Sunday, July 21, 2013

Sugar: Learn Why We Crave It And The Connection Between Good Nutrition And A Healthy Recovery

National Geographic is not always about lions, tigers and bears


Various NGM covers - including SUGAR

In case you didn't realize it, this year the National Geographic Society is celebrating 125 years of exploration and come this October they will celebrate the 125th anniversary of the publication of their first monthly magazine. Depending on your age you may be familiar with the magazine. Maybe your parents or grandparents had a subscription, or a neighbor, or your school...or maybe you regularly saw the current issue at your public library or a waiting room. It might surprise you to know that a yearly subscription is still only $39.  And of course, National Geographic has a wonderful informative website and an educational television channel that covers topics from history to exploration, crime, religion, drugs, war..., etc.

NGM August 2013 cover story: "Sugar: Why We Can't Resist It" 


Do you see that enticing cupcake on the NGM cover above?  You might like to know that cupcake probably contains 800 calories - it has a lot of butter in the batter and icing and let's not forget the sugar.  When our copy of the latest edition arrived we were taken in by the cupcake photograph and quickly paged to that section of the magazine...thumbing past the articles on lions, underwater secrets of Maya and painted elephants of India.

As you get to page 78, this fabulous surreal photo appears of fried dough being sprinkled with sugar ..."Sugar Love (A not so sweet story)." Here's a bit of what you can learn by just reading the photo captions:
  • Today's 12-ounce soda typically contains between 7.9 and 10 teaspoons of sugar
  • Cotton candy is nothing more than colored sugar
  • The average American eats 22.7 teaspoons of sugar per day
  • 3 tbsps. of Ketchup has 1.77 teaspoons of sugar
  • 3 Oreo cookies has 2.49 teaspoons of sugar
  • 8 ounces of low-fat fruit yogurt has 6.16 teaspoons of sugar
  • In the late 1800s cereals were presented as whole-grain health foods, by the 1920s they were evolving into sugar-coated flakes, pops and puffs
  • Americans spent $32 billion on sweets in 2011, per capita consumption was 25 pounds
The article is researched and written by Rich Cohen and the photographs are by Robert Clark. Mr. Cohen offers a rich and detailed history of sugar dating back some 10,000 years. And near the end of the article he asks: "If sugar is so bad for us, why do we crave it? The short answer is that an injection of sugar into the bloodstream stimulates the same pleasure centers of the brain that respond to heroin and cocaine. All tasty foods do this to some extent—that’s why they’re tasty!—but sugar has a sharply pronounced effect. In this sense it is literally an addictive drug."

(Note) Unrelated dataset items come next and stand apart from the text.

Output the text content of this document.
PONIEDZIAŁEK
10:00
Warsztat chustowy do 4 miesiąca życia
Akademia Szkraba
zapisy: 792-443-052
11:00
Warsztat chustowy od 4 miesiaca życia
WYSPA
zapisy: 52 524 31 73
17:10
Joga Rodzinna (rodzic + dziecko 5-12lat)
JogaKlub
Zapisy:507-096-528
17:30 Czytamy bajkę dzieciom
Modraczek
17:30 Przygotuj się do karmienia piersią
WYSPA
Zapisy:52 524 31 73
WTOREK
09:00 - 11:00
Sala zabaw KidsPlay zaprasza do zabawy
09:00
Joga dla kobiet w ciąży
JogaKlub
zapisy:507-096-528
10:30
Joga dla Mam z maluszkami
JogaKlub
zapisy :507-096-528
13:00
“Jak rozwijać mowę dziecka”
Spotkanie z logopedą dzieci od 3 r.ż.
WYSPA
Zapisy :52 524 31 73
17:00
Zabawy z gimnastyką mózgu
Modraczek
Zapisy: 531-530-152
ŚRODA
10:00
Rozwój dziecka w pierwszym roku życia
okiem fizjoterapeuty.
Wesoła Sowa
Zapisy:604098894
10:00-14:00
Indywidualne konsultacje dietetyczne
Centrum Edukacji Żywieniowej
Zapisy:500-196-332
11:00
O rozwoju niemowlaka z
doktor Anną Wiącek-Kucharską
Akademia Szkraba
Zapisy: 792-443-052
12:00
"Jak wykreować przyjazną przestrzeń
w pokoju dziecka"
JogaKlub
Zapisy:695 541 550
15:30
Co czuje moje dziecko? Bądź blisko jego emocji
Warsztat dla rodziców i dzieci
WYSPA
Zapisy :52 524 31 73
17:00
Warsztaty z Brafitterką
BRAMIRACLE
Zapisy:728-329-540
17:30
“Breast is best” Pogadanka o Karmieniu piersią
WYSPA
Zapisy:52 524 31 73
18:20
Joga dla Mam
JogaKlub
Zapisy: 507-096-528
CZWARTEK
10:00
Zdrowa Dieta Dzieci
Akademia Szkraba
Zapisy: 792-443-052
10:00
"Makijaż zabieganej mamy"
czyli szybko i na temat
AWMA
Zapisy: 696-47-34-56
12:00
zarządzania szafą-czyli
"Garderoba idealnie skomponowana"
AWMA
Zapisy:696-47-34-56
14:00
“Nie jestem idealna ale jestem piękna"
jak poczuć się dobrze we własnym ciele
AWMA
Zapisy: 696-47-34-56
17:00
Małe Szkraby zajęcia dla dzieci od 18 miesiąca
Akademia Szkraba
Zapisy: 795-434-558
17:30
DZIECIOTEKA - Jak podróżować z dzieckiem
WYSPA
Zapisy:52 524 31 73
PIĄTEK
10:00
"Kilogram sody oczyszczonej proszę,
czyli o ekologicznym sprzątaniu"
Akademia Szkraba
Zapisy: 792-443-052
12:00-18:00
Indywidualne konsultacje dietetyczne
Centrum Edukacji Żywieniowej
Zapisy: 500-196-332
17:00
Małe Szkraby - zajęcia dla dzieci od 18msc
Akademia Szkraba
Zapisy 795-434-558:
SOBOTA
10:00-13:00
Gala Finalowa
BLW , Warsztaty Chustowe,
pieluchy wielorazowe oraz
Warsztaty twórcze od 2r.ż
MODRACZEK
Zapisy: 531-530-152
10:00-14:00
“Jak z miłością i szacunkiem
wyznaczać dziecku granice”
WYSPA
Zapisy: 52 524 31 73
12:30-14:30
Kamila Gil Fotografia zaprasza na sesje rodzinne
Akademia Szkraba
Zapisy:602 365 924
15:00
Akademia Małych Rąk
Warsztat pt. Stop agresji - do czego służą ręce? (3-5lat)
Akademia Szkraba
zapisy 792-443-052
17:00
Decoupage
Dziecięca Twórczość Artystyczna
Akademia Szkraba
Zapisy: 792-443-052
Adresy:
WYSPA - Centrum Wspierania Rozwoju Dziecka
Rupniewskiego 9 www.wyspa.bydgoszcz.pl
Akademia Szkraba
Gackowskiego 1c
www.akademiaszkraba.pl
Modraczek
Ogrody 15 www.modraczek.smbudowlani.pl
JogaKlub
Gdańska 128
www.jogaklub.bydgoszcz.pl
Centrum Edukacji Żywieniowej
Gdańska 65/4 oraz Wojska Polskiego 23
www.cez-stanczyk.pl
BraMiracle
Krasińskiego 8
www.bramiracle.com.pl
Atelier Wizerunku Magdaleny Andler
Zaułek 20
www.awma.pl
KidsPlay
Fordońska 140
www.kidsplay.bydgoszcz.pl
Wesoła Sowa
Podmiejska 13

Healthy recovery and understanding healthy nutrition...


Good nutrition is an important, though often overlooked, component of a healthy recovery from addictions and mood disorders. At Cottonwood, our behavioral health dieticians work with patients in developing nutritional plans that ensure that they will have sufficient amounts of the right nutrients to promote clear thinking and a stable, happy and confident mood. Our nutritionists also collaborate with Cottonwood chefs and culinary staff to create a menu that supports the neurobiological needs of all of our patients. We believe that a good recovery nutrition plan should be individualized and flexible. This is important because each Cottonwood patient has different taste preferences, food traditions, and metabolic biology. To achieve long-term success, our recovery nutrition plans take into consideration, not only the science of nutrition, but also each patient’s individual life style and nutritional preferences.

Though an individualized approach is important, it’s also necessary to bring consistency and balance to eating. At Cottonwood, consistency and balance are the watchwords for nutrition in recovery, an approach that works well for both men and women. In our Arizona drug rehab, we advocate that those recovering from substance addictions and mood disorders eat three or more smaller meals a day; each meal comprised of an optimal mix of carbohydrate, protein and fat. We know that eating in a balanced way helps keep blood sugar stable, and results in a steady supply of energy, improved focus and concentration, a more stable mood and decreased cravings for sugar, refined carbohydrates and other chemicals that can undermine the brain’s ability to produce a stable, happy mood.

Over the years we have often talked about the importance of good nutrition and recovery.  And it so happens when we saw the National Geographic cover story we just couldn't resist sharing this with our readers.

P.S. For the record, today is National Ice Cream Day!